I will preface this blog entry by saying that the title is actually not true. While in 7 hours I will be traveling and I will be alone, I will have my beloved older sister to greet me on the other side. This will allow me to dip my toes into solo travel, but not be full confronted by it. The truth is that it will not be truly traveling alone until Wednesday night, when I will embark on a flight from Philadelphia to Dublin. Then the real adventure will begin, and I will have ‘gone solo’(I say this so much because I absolutely love Roald Dahl’s book of this name).
I expect Philadelphia to be nice; it’s a city I’ve been to before, I will be staying with my sister in her apartment, and my phone will work there.
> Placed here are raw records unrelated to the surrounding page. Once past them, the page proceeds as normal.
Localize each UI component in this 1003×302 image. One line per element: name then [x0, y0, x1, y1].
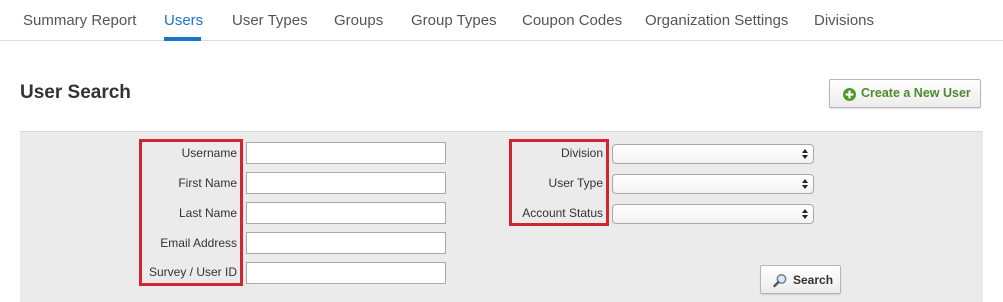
user-type-select[interactable]: [612, 174, 814, 194]
page-title: User Search: [20, 82, 131, 103]
plus-circle-icon: [843, 88, 856, 101]
tab-users[interactable]: Users: [164, 12, 203, 29]
tab-summary-report[interactable]: Summary Report: [23, 12, 136, 29]
search-button-label: Search: [793, 273, 834, 287]
select-caret-icon: [802, 149, 808, 159]
top-nav: Summary Report Users User Types Groups G…: [0, 0, 1003, 41]
select-caret-icon: [802, 209, 808, 219]
search-button[interactable]: Search: [760, 265, 841, 294]
highlight-box-text-labels: [139, 139, 243, 286]
username-input[interactable]: [246, 142, 446, 164]
tab-groups[interactable]: Groups: [334, 12, 383, 29]
active-tab-indicator: [164, 37, 201, 41]
account-status-select[interactable]: [612, 204, 814, 224]
highlight-box-select-labels: [509, 139, 609, 226]
first-name-input[interactable]: [246, 172, 446, 194]
division-select[interactable]: [612, 144, 814, 164]
create-new-user-label: Create a New User: [861, 86, 971, 100]
select-caret-icon: [802, 179, 808, 189]
create-new-user-button[interactable]: Create a New User: [829, 79, 981, 108]
tab-organization-settings[interactable]: Organization Settings: [645, 12, 788, 29]
tab-coupon-codes[interactable]: Coupon Codes: [522, 12, 622, 29]
last-name-input[interactable]: [246, 202, 446, 224]
tab-group-types[interactable]: Group Types: [411, 12, 497, 29]
survey-user-id-input[interactable]: [246, 262, 446, 284]
email-address-input[interactable]: [246, 232, 446, 254]
tab-user-types[interactable]: User Types: [232, 12, 308, 29]
tab-divisions[interactable]: Divisions: [814, 12, 874, 29]
magnifier-icon: [773, 274, 787, 288]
While I am immensely excited for my trip to Dublin(and later on Manchester), I would be lying if I said I wasn’t a little apprehensive. If I’m being honest, for so long I had looked at this trip like an escape; something to fantasize about in class to make infinite series or the intricacies of Vietnamese independence a bit more manageable. However, over the past month I have seen my motivation levels skyrocket, and my mood improve so much to the point where. . . I no longer need an escape.
Reflecting on this makes me extremely happy. So happy, that I will not even attempt to fluff up these sentences with useless vocabulary. By feeling comfortable with where I am at, at home, I can go into this trip with no worries or weight on my back. All the expectations I had previously had, for it to be a trip that gets me out of my rut, are gone. I am very thankful for that. Now I can simply just experience everything Philadelphia, Dublin, and Manchester have to offer me.
So in summary, I’m a little scared, and very excited. On my thoughts page, I discussed about how recently everything I have been consuming has been centered around a theme of participating(The Perks of Being a Wallflower), making a push for what you want(Push), and on and on. I think my gravitation towards those themes, of adventure, putting yourself out there, and pursuing happiness, were a manifestation of my desire to be my own hero(like the ones I root for in books, movies, TV shows, etc).
So in 7 hours, I will participate, and not be a bystander in my own life.